The paperwork is faxed to Joyce by Botchway. In this paperwork is a letter, dated 03/17/2005. This letter states:
"Dear Joyce Cartwright and family: Cuyahoga County Department of Children and Family Services received a complaint on 02/01/2005 alleging that your child was neglected because you were drinking alcohol while you were pregnant."
"Section 2151.421 of the Ohio Revised Code requires the agency to investigate all complaints of child abuse and neglect. We are required to share our findings with the local police department and the State of Ohio Central Registry for Child Abuse and Neglect. We may find that the allegations are unsubstantiated (no evidence), indicated (circumstantial or other isolated indicators of child abuse or neglect, or substantiated (confirmed evidence). The investigation was completed on 03/17/2005. Our investigation determined that the allegations of neglect was substantiated."
"Because we have concerns about future risk to your child(ren), the agency will continue to work with your family to provide services in an effort to lower that risk."
The letter is signed by social worker Lakeesha Harper and Kathleen Johnson.

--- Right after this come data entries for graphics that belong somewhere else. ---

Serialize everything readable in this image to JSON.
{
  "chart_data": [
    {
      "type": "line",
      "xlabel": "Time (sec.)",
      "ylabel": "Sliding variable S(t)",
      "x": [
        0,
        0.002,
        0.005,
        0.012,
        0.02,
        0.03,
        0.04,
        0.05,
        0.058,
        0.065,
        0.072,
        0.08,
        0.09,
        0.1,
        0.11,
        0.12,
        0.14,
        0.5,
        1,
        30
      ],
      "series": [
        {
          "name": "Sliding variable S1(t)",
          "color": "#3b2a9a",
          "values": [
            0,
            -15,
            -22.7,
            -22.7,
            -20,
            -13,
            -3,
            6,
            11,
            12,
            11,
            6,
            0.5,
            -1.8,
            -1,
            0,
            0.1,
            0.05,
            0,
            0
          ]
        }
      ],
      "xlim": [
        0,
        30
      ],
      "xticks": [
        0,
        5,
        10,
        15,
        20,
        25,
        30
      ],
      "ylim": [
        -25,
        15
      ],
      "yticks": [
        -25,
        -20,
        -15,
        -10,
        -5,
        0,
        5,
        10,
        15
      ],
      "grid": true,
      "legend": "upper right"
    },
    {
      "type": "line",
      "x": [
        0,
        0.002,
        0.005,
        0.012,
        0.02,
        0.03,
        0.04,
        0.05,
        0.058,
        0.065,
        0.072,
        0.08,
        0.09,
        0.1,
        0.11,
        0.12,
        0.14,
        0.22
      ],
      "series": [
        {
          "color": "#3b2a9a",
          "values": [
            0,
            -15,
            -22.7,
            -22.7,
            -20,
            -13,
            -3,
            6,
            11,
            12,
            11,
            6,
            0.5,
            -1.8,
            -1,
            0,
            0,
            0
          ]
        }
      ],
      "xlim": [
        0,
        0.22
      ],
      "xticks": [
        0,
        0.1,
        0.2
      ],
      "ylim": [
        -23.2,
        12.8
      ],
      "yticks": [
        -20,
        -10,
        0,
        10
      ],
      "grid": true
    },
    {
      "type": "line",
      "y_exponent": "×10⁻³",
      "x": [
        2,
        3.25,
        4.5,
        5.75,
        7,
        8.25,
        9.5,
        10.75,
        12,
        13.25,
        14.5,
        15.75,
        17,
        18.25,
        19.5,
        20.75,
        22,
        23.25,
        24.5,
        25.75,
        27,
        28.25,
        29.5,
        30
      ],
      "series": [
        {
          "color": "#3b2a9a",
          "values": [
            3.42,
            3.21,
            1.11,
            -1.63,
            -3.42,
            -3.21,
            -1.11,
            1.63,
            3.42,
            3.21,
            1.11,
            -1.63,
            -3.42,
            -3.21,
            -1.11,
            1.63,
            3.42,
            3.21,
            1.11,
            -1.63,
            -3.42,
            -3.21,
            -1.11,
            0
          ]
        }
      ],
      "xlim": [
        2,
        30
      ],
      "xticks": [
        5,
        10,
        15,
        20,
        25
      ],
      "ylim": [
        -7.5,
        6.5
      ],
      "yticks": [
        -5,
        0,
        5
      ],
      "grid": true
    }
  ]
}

The Family Defense Network of Ohio immediately retained the services of an attorney specializing in the area of civil rights. The attorney sent a letter to the Cuyahoga County Prosecutors Office requesting an Appeals Hearing with the DCFS, which is provided under Ohio law. The attorney requested that a court reporter be present, and that the evidence be available that the social workers used to conclude that Joyce Cartwright was a "substantiated" child neglector.
07/11/05 - The attorney received a letter from the Cuyahoga County Prosecutors Office. An assistant prosecutor explained in the letter how the appeals officer had just returned from vacation, and a review had been made of the Cartwright case. The prosecutor wrote, "Based upon the review, the agency had decided to change its disposition to 'unsubstantiated.'"

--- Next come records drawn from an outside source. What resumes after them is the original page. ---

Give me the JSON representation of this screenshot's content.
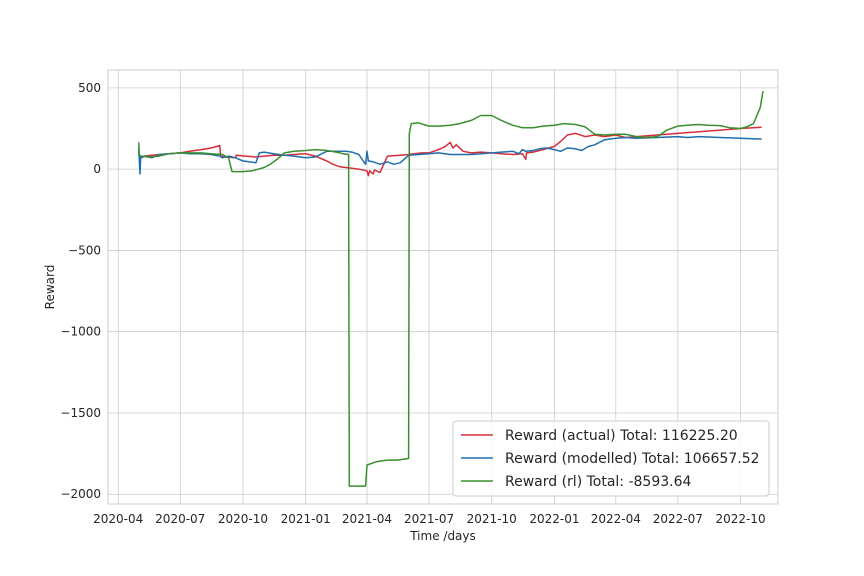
{
  "chart_data": {
    "type": "line",
    "title": "",
    "xlabel": "Time /days",
    "ylabel": "Reward",
    "x_ticks": [
      "2020-04",
      "2020-07",
      "2020-10",
      "2021-01",
      "2021-04",
      "2021-07",
      "2021-10",
      "2022-01",
      "2022-04",
      "2022-07",
      "2022-10"
    ],
    "y_ticks": [
      500,
      0,
      -500,
      -1000,
      -1500,
      -2000
    ],
    "y_tick_labels": [
      "500",
      "0",
      "−500",
      "−1000",
      "−1500",
      "−2000"
    ],
    "xlim": [
      "2020-03-17",
      "2022-11-25"
    ],
    "ylim": [
      -2060,
      610
    ],
    "grid": true,
    "legend_position": "lower-right",
    "series": [
      {
        "name": "Reward (actual) Total: 116225.20",
        "color": "#d62f3a",
        "x": [
          "2020-05-01",
          "2020-05-02",
          "2020-05-10",
          "2020-05-20",
          "2020-06-01",
          "2020-06-15",
          "2020-07-01",
          "2020-07-15",
          "2020-08-01",
          "2020-08-15",
          "2020-08-28",
          "2020-08-29",
          "2020-09-05",
          "2020-09-20",
          "2020-09-21",
          "2020-10-05",
          "2020-10-20",
          "2020-11-01",
          "2020-11-15",
          "2020-12-01",
          "2020-12-15",
          "2021-01-01",
          "2021-01-15",
          "2021-02-01",
          "2021-02-10",
          "2021-02-20",
          "2021-03-01",
          "2021-03-10",
          "2021-03-20",
          "2021-04-01",
          "2021-04-03",
          "2021-04-05",
          "2021-04-10",
          "2021-04-12",
          "2021-04-20",
          "2021-05-01",
          "2021-05-20",
          "2021-06-01",
          "2021-06-10",
          "2021-06-20",
          "2021-07-01",
          "2021-07-15",
          "2021-07-25",
          "2021-08-01",
          "2021-08-05",
          "2021-08-10",
          "2021-08-20",
          "2021-09-01",
          "2021-09-15",
          "2021-10-01",
          "2021-10-15",
          "2021-11-01",
          "2021-11-15",
          "2021-11-20",
          "2021-11-21",
          "2021-12-01",
          "2021-12-15",
          "2022-01-01",
          "2022-01-10",
          "2022-01-20",
          "2022-02-01",
          "2022-02-15",
          "2022-03-01",
          "2022-03-15",
          "2022-04-01",
          "2022-04-15",
          "2022-05-01",
          "2022-06-01",
          "2022-07-01",
          "2022-08-01",
          "2022-09-01",
          "2022-10-01",
          "2022-11-01"
        ],
        "values": [
          110,
          75,
          80,
          85,
          90,
          95,
          100,
          110,
          120,
          130,
          145,
          80,
          75,
          70,
          85,
          80,
          75,
          80,
          85,
          85,
          90,
          95,
          80,
          50,
          30,
          15,
          10,
          5,
          0,
          -10,
          -40,
          -10,
          -30,
          -5,
          -20,
          80,
          85,
          90,
          95,
          100,
          100,
          120,
          140,
          165,
          130,
          150,
          110,
          100,
          105,
          100,
          95,
          90,
          95,
          60,
          100,
          105,
          120,
          140,
          170,
          210,
          220,
          200,
          210,
          200,
          210,
          195,
          200,
          210,
          220,
          230,
          240,
          250,
          258
        ]
      },
      {
        "name": "Reward (modelled) Total: 106657.52",
        "color": "#1f6fad",
        "x": [
          "2020-05-01",
          "2020-05-03",
          "2020-05-04",
          "2020-05-05",
          "2020-05-10",
          "2020-05-20",
          "2020-06-01",
          "2020-06-15",
          "2020-07-01",
          "2020-07-15",
          "2020-08-01",
          "2020-08-15",
          "2020-08-28",
          "2020-09-01",
          "2020-09-10",
          "2020-09-20",
          "2020-10-01",
          "2020-10-10",
          "2020-10-20",
          "2020-10-25",
          "2020-11-01",
          "2020-11-15",
          "2020-12-01",
          "2020-12-15",
          "2021-01-01",
          "2021-01-15",
          "2021-02-01",
          "2021-02-15",
          "2021-03-01",
          "2021-03-10",
          "2021-03-20",
          "2021-03-30",
          "2021-04-01",
          "2021-04-03",
          "2021-04-10",
          "2021-04-20",
          "2021-05-01",
          "2021-05-10",
          "2021-05-20",
          "2021-06-01",
          "2021-06-15",
          "2021-07-01",
          "2021-07-15",
          "2021-08-01",
          "2021-08-15",
          "2021-09-01",
          "2021-09-15",
          "2021-10-01",
          "2021-10-15",
          "2021-11-01",
          "2021-11-10",
          "2021-11-15",
          "2021-11-20",
          "2021-12-01",
          "2021-12-10",
          "2021-12-20",
          "2022-01-01",
          "2022-01-10",
          "2022-01-20",
          "2022-02-01",
          "2022-02-10",
          "2022-02-20",
          "2022-03-01",
          "2022-03-15",
          "2022-04-01",
          "2022-04-15",
          "2022-05-01",
          "2022-06-01",
          "2022-07-01",
          "2022-07-15",
          "2022-08-01",
          "2022-09-01",
          "2022-10-01",
          "2022-11-01"
        ],
        "values": [
          130,
          -30,
          80,
          70,
          80,
          70,
          90,
          95,
          100,
          95,
          95,
          90,
          80,
          70,
          80,
          70,
          50,
          45,
          40,
          100,
          105,
          95,
          85,
          80,
          70,
          75,
          110,
          110,
          110,
          105,
          90,
          30,
          110,
          50,
          45,
          30,
          45,
          30,
          40,
          85,
          90,
          95,
          100,
          90,
          90,
          90,
          95,
          100,
          105,
          110,
          95,
          120,
          110,
          115,
          125,
          130,
          120,
          110,
          130,
          125,
          115,
          140,
          150,
          180,
          190,
          195,
          190,
          195,
          200,
          195,
          200,
          195,
          190,
          185
        ]
      },
      {
        "name": "Reward (rl) Total: -8593.64",
        "color": "#3a8f2e",
        "x": [
          "2020-05-01",
          "2020-05-02",
          "2020-05-05",
          "2020-05-15",
          "2020-05-30",
          "2020-06-15",
          "2020-07-01",
          "2020-07-15",
          "2020-08-01",
          "2020-08-15",
          "2020-09-01",
          "2020-09-10",
          "2020-09-15",
          "2020-10-01",
          "2020-10-15",
          "2020-11-01",
          "2020-11-10",
          "2020-11-20",
          "2020-12-01",
          "2020-12-15",
          "2021-01-01",
          "2021-01-15",
          "2021-02-01",
          "2021-02-15",
          "2021-02-25",
          "2021-03-05",
          "2021-03-06",
          "2021-03-30",
          "2021-04-01",
          "2021-04-15",
          "2021-05-01",
          "2021-05-15",
          "2021-06-01",
          "2021-06-02",
          "2021-06-05",
          "2021-06-15",
          "2021-07-01",
          "2021-07-15",
          "2021-08-01",
          "2021-08-15",
          "2021-09-01",
          "2021-09-15",
          "2021-10-01",
          "2021-10-15",
          "2021-11-01",
          "2021-11-15",
          "2021-12-01",
          "2021-12-15",
          "2022-01-01",
          "2022-01-15",
          "2022-02-01",
          "2022-02-15",
          "2022-03-01",
          "2022-03-15",
          "2022-04-01",
          "2022-04-15",
          "2022-05-01",
          "2022-05-15",
          "2022-06-01",
          "2022-06-15",
          "2022-07-01",
          "2022-07-15",
          "2022-08-01",
          "2022-08-15",
          "2022-09-01",
          "2022-09-15",
          "2022-10-01",
          "2022-10-10",
          "2022-10-20",
          "2022-10-25",
          "2022-10-30",
          "2022-11-01",
          "2022-11-03"
        ],
        "values": [
          165,
          85,
          80,
          75,
          80,
          95,
          100,
          100,
          100,
          95,
          90,
          70,
          -15,
          -15,
          -10,
          10,
          30,
          60,
          100,
          110,
          115,
          120,
          115,
          105,
          95,
          90,
          -1950,
          -1950,
          -1820,
          -1800,
          -1790,
          -1790,
          -1780,
          220,
          280,
          285,
          265,
          265,
          270,
          280,
          300,
          330,
          330,
          300,
          270,
          255,
          255,
          265,
          270,
          280,
          275,
          260,
          215,
          210,
          215,
          215,
          200,
          195,
          200,
          240,
          265,
          270,
          275,
          270,
          268,
          255,
          250,
          260,
          280,
          330,
          380,
          430,
          480
        ]
      }
    ]
  }
}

In other words, Joyce was now cleared of any wrongdoing. But what about the nightmare that Joyce has experienced for the past five months?
A civil rights lawsuit was filed against the Cuyahoga County Department of Children and Family Services on behalf of Joyce Cartwright. Unfortunately, the Family Defense Network of Ohio was unable to raise the funds necessary to maintain the exorbitant costs involved in the civil rights lawsuit, and the deadline for pursuing the case expired.
This time these social workers got away with creating a nightmare for this parent. Joyce was unable to eat or sleep during her ordeal. She is still afraid of being watched by social workers, and has even worn a wig and sunglasses to disguise herself. Her life will never be the same. Unfortunately in this case, there was no penalty for the social workers who caused the chaos in Joyce's life.